We all make commitments every day. Some seem small and insignificant-agreed upon time to meet, a promise to run an errand or a promise to follow-up. Others are ostensibly bigger and more important-a formal contract or legal document, etc. It is important to consider all commitments equally important, because this is the way trust is built and maintained. A person's reputation is built upon their ability to make and keep commitments. Your life will work better when commitments are carefully made and diligently kept.

There are five key factors in making and keeping commitments.

  1. All Commitments Are Important: When you agree to do something-do it as agreed. When you agree to meet someone, be there on time. When you fail to keep a commitment you fail yourself first and the other person second.
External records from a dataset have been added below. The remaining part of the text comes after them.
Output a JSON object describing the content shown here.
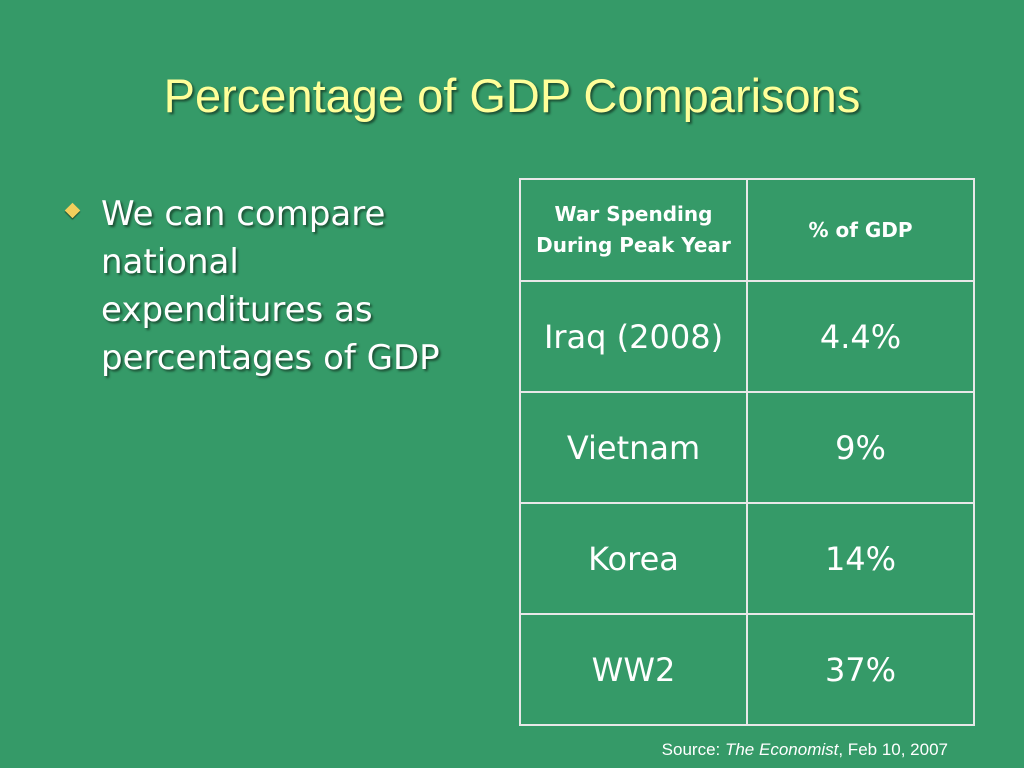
{
  "slide": {
    "title": "Percentage of GDP Comparisons",
    "bullet": "We can compare national expenditures as percentages of GDP",
    "bullet_icon": "diamond-bullet-icon"
  },
  "table": {
    "headers": [
      "War Spending During Peak Year",
      "% of GDP"
    ],
    "rows": [
      [
        "Iraq (2008)",
        "4.4%"
      ],
      [
        "Vietnam",
        "9%"
      ],
      [
        "Korea",
        "14%"
      ],
      [
        "WW2",
        "37%"
      ]
    ]
  },
  "source": {
    "label": "Source: ",
    "publication": "The Economist",
    "date": ", Feb 10, 2007"
  },
  "colors": {
    "background": "#359a68",
    "title": "#ffff99",
    "bullet": "#f3cf5c",
    "text": "#ffffff"
  }
}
  2. Be Careful What You Agree To: Many people find it easier to say yes instead of no. It is far better to agree to what you can do, than saying yes to please someone at the moment and later fail your commitment because of being over-committed or because you have difficulty saying no.

  3. Manage Your Commitments: Keep a log of your commitments-Write them down. You may have great intentions, but if you forget to do what you agreed to do, the result is the same as your 'Choosing' not to keep your commitment.

  4. Renegotiate When You Are Unable to Keep Your Commitment: When you discover you are unable or unwilling to complete an agreement, go to the other party/parties and renegotiate.

  5. Manage By Agreement: Instead of telling someone to do something, ask if they would agree to doing it and by when. You have a greater chance it will get done if you ask rather than tell.

By paying careful attention to the commitments you make, tracking them and developing the habit of keeping all your commitments you will be known as a person of integrity. Your life and the world around you work in direct proportion to the quality of your commitments.



Shirley Twofeathers said...

So I wrote a good comment and lost it...

It went something like this - I find the concept of renegotiating commitments comforting, except for when I think about actually renegotiating with someone other than myself... that sounds freaking scary. I mean, what if they are disappointed in me? or annoyed? or upset?

Also liking this: Your life will work better when commitments are carefully made and diligently kept.

And wondering what would happen if I made a list of my previously made commitments to myself... and then CAREFULLY renegotiated them... paying special attention to how many hours there are in the day, and if it's something I actually WANT to do... how would my life change if I then KEPT those commitments come hell or high water...

Oh, hey! This sounds like something I coulc post about tomorrow. I think I will!